There are a few important things to remember when it comes to owning a pool or spa, and how you prepare for winter is one of them. A major difference between one and the other is that while a pool must be closed if your climate is cold and snowy, a swim spa can continue to be used throughout the winter. Below, we’ll provide a short guide to ensuring a proper pool shut down so you can successfully reopen it when the weather warms up again.
Steps for Closing Your Pool Properly for Winter
If you own a swim spa, like those from Hydropool that are designed to withstand harsh winter weather, then you won’t need to worry about closing it at any point. One of the many upsides of a swim spa is that it’s meant to be used year-round. However, if you own a pool, there are certain steps you will need to take to ensure it’s properly closed for the winter. Here’s what you’ll need to know.
1. Conduct a Thorough Inspection.
The first step is to inspect your entire pool, looking for any cracks, leaks, or other damage that may have occurred over the season. If you spot any problems, address them before proceeding with the closing process.
2. Clean† the Pool and Drain the Water.
Next, you’ll need to remove all of the pool accessories, such as ladders, slides, and diving boards. After that, you can proceed to drain the water from your pool. Make sure you drain just below the return line. It’s also ideal to wait until the temperature is just a little below 15 degrees when doing this. If it’s too warm outside, algae growth can occur. On the other hand, if the temperature is already too low, the pipes risk freezing. After your pool is drained, you should give it a good cleaning†. This includes brushing down the walls and vacuuming the floor to get any dirt or debris that may have settled during the season.
3. Take Care of the Filter, Pumps, and Heater.
Next up is disconnecting the pump and filter and ensuring they’re completely drained of water. Once the pump is disconnected, you can then pull it out of the drain plug and store it away. After that, keep the backwash valve open so you can clean† and drain the filters. This step might vary depending on your filter type, so a good thing is to ask your local pool or spa dealer for more tailored advice. Removing the jet fittings and turning the pump on momentarily comes next. To prevent damage over the winter, you need to ensure that there’s no water left before storing the pump and the filter.
4. Start Draining the Pool Lines.
You can now start draining the pool lines. Begin by shutting off the power to the heater and opening the drain plugs. You might need to use a garden hose to help flush out any remaining water. Once that’s done, close all the valves except the main drain to allow any residual water to drain out.
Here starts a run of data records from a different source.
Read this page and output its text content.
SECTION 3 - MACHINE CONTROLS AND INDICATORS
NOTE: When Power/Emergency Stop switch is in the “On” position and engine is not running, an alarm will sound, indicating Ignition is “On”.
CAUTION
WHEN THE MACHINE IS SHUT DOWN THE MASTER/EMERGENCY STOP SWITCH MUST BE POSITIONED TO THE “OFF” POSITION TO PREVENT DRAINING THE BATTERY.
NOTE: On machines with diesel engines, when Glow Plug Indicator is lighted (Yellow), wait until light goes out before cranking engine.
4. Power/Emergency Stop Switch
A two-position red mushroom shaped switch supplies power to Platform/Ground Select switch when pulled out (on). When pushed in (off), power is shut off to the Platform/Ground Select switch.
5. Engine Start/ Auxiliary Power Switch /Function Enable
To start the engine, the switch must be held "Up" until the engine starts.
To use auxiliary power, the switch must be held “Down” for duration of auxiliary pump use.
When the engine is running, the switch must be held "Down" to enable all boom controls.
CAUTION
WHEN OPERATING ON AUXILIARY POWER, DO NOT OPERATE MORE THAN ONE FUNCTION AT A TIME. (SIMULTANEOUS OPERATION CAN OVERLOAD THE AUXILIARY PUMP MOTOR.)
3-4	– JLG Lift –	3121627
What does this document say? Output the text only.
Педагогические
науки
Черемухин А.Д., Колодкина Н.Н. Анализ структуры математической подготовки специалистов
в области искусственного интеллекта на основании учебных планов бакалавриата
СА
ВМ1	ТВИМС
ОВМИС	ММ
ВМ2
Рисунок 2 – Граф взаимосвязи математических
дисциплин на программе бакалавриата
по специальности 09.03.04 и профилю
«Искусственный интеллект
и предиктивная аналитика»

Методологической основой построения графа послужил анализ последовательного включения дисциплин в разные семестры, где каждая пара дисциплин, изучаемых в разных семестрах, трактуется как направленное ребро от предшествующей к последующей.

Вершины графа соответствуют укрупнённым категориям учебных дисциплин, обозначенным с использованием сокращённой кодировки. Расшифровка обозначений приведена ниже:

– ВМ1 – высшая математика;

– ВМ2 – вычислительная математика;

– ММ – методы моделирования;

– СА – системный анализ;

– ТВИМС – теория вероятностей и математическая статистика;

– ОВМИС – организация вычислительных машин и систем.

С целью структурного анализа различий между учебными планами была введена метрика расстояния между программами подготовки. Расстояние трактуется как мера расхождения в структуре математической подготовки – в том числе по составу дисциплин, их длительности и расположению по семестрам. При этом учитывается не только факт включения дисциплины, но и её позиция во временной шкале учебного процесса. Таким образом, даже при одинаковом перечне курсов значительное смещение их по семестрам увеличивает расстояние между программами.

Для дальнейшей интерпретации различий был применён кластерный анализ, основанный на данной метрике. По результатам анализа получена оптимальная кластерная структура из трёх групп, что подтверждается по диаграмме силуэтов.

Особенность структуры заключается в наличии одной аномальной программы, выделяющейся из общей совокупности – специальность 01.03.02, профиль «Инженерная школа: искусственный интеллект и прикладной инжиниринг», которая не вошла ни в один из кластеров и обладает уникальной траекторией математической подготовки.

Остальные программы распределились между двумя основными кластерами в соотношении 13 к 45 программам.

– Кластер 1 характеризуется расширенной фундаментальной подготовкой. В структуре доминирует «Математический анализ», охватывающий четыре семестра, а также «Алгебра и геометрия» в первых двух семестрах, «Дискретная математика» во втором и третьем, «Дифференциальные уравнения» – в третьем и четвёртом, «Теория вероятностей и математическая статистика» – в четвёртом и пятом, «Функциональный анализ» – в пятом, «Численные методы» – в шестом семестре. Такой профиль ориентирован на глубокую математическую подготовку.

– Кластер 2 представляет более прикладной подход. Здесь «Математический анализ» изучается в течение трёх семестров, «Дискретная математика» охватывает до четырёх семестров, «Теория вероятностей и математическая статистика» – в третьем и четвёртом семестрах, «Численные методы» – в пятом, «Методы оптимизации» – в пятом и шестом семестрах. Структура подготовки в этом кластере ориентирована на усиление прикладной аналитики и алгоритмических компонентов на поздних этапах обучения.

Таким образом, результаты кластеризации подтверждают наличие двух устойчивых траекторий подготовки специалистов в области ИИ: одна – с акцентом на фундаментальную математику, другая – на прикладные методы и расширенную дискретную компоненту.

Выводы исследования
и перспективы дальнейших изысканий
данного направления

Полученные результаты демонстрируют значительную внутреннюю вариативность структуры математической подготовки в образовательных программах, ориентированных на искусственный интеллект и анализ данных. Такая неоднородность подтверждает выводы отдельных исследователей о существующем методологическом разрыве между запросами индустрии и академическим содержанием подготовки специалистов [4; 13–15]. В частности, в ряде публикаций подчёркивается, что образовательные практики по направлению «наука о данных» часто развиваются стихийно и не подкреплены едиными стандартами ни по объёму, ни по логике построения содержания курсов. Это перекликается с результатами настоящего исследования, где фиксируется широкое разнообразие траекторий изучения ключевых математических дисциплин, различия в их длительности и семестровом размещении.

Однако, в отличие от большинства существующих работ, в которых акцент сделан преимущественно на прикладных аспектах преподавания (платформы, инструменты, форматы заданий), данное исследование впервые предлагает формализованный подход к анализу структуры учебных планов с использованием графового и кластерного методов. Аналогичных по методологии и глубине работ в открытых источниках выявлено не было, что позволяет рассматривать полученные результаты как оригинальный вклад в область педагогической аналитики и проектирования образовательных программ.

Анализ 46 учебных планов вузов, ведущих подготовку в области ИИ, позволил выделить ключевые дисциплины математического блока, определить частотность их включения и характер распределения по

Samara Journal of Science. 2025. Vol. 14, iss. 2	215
5. Proceed with Plugging the Skimmer.
Plugging up the skimmer will help keep any debris from entering and clogging the system while it’s not in use. Before you place the plug, remove the baskets and blow out the skimmer pipes with a vacuum or compressor.
6. Balance the Water Chemistry.
Even though you’re not using the pool, it’s still important to maintain proper water chemistry. This will help prevent any staining or corrosion from occurring over the winter months. Use the right pool chemicals to make sure that the pH levels, alkalinity, and calcium hardness are all within the ideal range.
7. Secure the Pool With a Cover.
The last step is to secure the pool with a cover. This will help keep debris and animals out as well as protect the surface from harsh weather conditions. If you live in an area with a lot of snowfall, it’s also a good idea to invest in a heavy-duty cover that can support the weight of the snow.
Closing your pool for the winter doesn’t have to be a daunting task. By following these simple steps, you can rest assured knowing that your pool is protected until you’re able to enjoy using it again when the warmer days come around.